To reduce the food risk to a level that guarantees sufficient safety for consumption, the consumer is responsible for the purchase, control and proper use of the food he consumes. They must be aware and properly informed, learn to read and interpret labels, know the product purchased and how to store it well, know how to handle it in the kitchen and consume it at the table in order to protect themselves and their families from any risks.

So, how to approach this?

Food choices vary, also to reduce the risk of repeatedly ingesting foreign substances present in food, which can be harmful.
In particular, for the elderly, infants, children and pregnant women, it is necessary to avoid completely the consumption of raw or poorly cooked animal foods (uncooked eggs or sauces made from raw eggs, blood meat, raw fish, raw seafood).

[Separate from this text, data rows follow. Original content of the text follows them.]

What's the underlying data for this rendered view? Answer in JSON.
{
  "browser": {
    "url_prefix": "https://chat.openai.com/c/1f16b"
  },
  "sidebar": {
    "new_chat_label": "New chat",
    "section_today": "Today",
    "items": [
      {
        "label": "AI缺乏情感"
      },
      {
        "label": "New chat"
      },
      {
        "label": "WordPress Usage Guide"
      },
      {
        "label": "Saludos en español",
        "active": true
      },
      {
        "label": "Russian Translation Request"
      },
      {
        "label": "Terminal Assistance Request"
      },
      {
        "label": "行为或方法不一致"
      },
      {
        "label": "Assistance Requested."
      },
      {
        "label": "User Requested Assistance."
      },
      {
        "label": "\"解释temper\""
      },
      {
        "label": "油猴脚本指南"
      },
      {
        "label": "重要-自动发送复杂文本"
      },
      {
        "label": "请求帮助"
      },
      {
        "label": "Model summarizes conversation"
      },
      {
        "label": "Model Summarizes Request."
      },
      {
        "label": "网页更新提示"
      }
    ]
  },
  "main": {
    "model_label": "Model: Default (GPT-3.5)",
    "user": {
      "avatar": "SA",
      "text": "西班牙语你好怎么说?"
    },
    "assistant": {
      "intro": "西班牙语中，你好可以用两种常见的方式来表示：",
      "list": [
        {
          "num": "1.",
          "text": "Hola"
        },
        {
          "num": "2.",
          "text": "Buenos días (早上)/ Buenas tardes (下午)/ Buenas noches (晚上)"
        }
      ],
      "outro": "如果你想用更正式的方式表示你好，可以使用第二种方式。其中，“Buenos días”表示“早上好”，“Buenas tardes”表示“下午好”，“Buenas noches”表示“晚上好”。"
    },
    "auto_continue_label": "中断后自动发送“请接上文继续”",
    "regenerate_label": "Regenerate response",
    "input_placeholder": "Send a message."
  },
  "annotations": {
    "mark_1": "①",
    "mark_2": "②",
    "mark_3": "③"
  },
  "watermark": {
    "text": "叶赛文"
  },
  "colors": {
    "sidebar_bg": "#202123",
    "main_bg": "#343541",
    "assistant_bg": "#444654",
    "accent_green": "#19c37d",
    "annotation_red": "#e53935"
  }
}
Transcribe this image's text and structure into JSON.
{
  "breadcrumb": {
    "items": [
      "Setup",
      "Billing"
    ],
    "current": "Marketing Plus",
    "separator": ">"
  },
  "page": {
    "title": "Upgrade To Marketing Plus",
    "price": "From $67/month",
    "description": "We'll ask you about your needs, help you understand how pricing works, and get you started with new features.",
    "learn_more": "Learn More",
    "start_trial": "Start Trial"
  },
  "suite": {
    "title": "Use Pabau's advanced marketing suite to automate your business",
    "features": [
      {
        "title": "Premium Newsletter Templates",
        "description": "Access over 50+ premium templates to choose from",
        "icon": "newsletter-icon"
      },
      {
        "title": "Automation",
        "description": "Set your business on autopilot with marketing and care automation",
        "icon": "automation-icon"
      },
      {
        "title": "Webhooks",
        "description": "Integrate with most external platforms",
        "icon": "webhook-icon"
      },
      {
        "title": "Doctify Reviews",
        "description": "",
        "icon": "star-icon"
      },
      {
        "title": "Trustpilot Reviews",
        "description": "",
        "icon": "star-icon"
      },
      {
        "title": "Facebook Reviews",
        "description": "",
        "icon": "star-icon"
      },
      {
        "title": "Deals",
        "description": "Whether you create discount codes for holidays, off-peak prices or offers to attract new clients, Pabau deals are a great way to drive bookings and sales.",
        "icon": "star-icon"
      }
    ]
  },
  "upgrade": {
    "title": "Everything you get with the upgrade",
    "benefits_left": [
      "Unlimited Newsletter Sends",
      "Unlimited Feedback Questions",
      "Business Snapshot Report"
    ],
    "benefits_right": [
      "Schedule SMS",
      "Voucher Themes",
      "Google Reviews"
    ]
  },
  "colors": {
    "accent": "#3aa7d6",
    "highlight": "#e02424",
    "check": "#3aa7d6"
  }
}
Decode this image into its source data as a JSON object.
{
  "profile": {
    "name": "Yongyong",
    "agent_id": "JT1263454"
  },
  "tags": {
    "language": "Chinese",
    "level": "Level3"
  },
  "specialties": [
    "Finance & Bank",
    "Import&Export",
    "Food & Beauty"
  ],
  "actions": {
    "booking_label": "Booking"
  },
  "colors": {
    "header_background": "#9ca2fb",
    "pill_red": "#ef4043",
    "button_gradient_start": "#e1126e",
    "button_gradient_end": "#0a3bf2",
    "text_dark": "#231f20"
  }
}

Pay attention to homemade preserves (especially in oil or brine), which must be prepared according to strict hygiene rules, never taste a suspicious preserve.
Do not let a cooked food cool outside the refrigerator for too long and without covering it. It should be placed in the refrigerator within 2 hours of cooking (1 hour in summer). When using leftovers, heat them until they are also very hot inside.

Do not defrost food of animal origin at room temperature. If you cannot cook them directly, place them in the refrigerator in advance or put them to defrost in the microwave.
Avoid contact in the refrigerator between different foods, keeping leftovers in closed containers, eggs in their original container.

Do not have too much confidence in the refrigerator’s ability to store your food for too long: it does not carry out any reclamation action and does not keep the food for ever.